Director: Joseph von Sternberg
Script: Joseph von Sternberg
Cinematographer: Joseph von Sternberg, Kozo Okazaki
Editing: Mitsuzo Miyata
Sound: Hisashi Kase
Music: Akira Ifukube
Cast: Akemi Negishi, Tadashi Suganuma, Kisaburo Sawamura, Shôji Nakayama
Production: Kazuo Takimura, Nagamasa Kawakita, Yoshio Osawa, Josef von Sternberg
Distribution:
Year: 1952
35 mm, B & W, 92 min
Twelve Japanese seamen are stranded in June 1944 on an abandoned-and-forgotten island called An-ta-han for seven years. The island's only inhabitants are the overseer of the abandoned plantation and an attractive young Japanese woman. Discipline is represented by a former warrant officer but ends when he suffers a catastrophic loss of face. Soon, discipline and rationality are replaced by a struggle for power and the woman. Power is represented by a pair of pistols found in the wreckage of an American airplane, so important that five men pay for their lives in a bid for supremacy…

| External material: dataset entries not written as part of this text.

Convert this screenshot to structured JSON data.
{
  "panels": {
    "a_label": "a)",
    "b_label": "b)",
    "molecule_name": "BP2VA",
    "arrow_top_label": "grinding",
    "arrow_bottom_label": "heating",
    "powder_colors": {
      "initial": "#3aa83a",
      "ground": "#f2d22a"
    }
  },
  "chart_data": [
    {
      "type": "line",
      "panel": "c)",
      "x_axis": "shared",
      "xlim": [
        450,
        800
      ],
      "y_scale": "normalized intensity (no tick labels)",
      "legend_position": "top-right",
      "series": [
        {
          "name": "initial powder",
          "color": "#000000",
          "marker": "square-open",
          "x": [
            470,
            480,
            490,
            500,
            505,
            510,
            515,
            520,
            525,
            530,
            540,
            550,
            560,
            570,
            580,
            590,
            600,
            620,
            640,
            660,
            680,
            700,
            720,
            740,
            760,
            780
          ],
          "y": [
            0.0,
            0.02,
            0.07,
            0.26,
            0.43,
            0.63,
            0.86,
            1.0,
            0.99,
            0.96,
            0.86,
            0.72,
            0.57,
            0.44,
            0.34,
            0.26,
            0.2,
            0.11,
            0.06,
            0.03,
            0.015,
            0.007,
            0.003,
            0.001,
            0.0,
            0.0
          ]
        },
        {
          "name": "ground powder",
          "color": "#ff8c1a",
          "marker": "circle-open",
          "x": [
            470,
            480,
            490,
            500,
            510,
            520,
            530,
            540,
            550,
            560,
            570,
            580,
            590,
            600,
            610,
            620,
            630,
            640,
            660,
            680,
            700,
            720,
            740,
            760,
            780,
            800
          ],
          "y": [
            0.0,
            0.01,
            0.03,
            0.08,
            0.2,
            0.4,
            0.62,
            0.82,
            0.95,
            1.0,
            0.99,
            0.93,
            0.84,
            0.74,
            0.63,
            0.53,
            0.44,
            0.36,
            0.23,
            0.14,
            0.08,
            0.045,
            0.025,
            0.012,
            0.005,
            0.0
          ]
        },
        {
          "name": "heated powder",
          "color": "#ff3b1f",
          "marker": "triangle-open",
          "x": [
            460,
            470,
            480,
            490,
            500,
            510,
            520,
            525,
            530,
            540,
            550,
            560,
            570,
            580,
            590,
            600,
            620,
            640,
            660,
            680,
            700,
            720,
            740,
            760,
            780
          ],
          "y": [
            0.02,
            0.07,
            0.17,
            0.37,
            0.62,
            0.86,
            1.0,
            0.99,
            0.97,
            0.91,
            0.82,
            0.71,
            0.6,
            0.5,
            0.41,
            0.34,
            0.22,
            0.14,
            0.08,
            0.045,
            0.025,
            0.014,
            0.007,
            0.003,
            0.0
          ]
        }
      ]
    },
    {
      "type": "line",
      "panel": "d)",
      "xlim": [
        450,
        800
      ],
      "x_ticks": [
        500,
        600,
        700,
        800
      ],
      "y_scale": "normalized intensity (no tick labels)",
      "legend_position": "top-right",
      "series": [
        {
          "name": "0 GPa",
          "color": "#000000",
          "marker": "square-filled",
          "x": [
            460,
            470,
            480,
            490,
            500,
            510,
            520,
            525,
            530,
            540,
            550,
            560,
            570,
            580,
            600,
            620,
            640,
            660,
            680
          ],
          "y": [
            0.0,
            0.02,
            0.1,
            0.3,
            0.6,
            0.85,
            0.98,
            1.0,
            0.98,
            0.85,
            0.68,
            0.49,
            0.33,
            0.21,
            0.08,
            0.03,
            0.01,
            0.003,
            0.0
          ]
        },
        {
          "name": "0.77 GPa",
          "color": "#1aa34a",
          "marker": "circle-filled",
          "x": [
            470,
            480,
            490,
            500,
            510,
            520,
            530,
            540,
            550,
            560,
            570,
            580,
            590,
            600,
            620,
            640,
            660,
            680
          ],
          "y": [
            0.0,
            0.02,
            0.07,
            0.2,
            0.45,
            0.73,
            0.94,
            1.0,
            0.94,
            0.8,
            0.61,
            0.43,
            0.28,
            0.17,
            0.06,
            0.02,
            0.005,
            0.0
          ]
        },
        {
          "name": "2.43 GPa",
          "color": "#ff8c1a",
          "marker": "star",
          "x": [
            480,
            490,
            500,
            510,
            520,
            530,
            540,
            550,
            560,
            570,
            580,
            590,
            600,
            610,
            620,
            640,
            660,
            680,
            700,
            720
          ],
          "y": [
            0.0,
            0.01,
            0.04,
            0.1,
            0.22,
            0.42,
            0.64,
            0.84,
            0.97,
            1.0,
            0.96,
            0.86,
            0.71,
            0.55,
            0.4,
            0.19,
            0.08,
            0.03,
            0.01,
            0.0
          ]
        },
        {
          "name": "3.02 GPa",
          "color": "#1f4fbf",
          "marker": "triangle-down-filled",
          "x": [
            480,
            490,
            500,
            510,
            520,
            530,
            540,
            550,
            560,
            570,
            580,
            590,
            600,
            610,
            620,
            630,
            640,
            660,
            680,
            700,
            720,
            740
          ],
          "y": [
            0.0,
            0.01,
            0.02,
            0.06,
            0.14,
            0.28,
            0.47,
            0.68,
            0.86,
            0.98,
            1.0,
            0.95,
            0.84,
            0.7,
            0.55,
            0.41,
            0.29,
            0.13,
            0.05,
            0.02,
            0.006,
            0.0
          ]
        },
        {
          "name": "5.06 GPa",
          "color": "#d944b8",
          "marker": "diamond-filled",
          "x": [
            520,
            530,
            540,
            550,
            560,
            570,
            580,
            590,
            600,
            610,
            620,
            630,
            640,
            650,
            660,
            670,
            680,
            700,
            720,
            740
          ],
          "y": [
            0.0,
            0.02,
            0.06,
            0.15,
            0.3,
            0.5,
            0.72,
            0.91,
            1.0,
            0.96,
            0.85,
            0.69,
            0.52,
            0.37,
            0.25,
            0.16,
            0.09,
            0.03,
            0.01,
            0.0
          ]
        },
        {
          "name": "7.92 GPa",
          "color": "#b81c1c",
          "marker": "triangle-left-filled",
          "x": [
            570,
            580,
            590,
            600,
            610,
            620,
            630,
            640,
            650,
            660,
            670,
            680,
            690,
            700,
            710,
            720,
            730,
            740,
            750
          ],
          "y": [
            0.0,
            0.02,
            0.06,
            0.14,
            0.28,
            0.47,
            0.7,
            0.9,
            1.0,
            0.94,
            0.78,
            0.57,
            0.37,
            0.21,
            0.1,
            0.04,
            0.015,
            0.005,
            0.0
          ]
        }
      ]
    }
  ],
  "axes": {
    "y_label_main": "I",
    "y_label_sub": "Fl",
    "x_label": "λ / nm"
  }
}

After several non-abolished projects in the United States, Sternberg leaves for Japan to write and direct his last and most favorite movie, Anatahan. Shot entirely in a studio without any artistic restrictions, Anatahan allows the director to do whatever he wants and results both in everything he did before and also in the peak of his artistic career. Based upon real facts, the director readapts the facts into a sort of tale, taking his influences from the traditional fiction feature, dance, poetry and oral tales. Sternberg used KAbuki players for gestures and space. The ideal woman and her destructive power are being sublimed.
An incredible movie by the director of Blue Angel.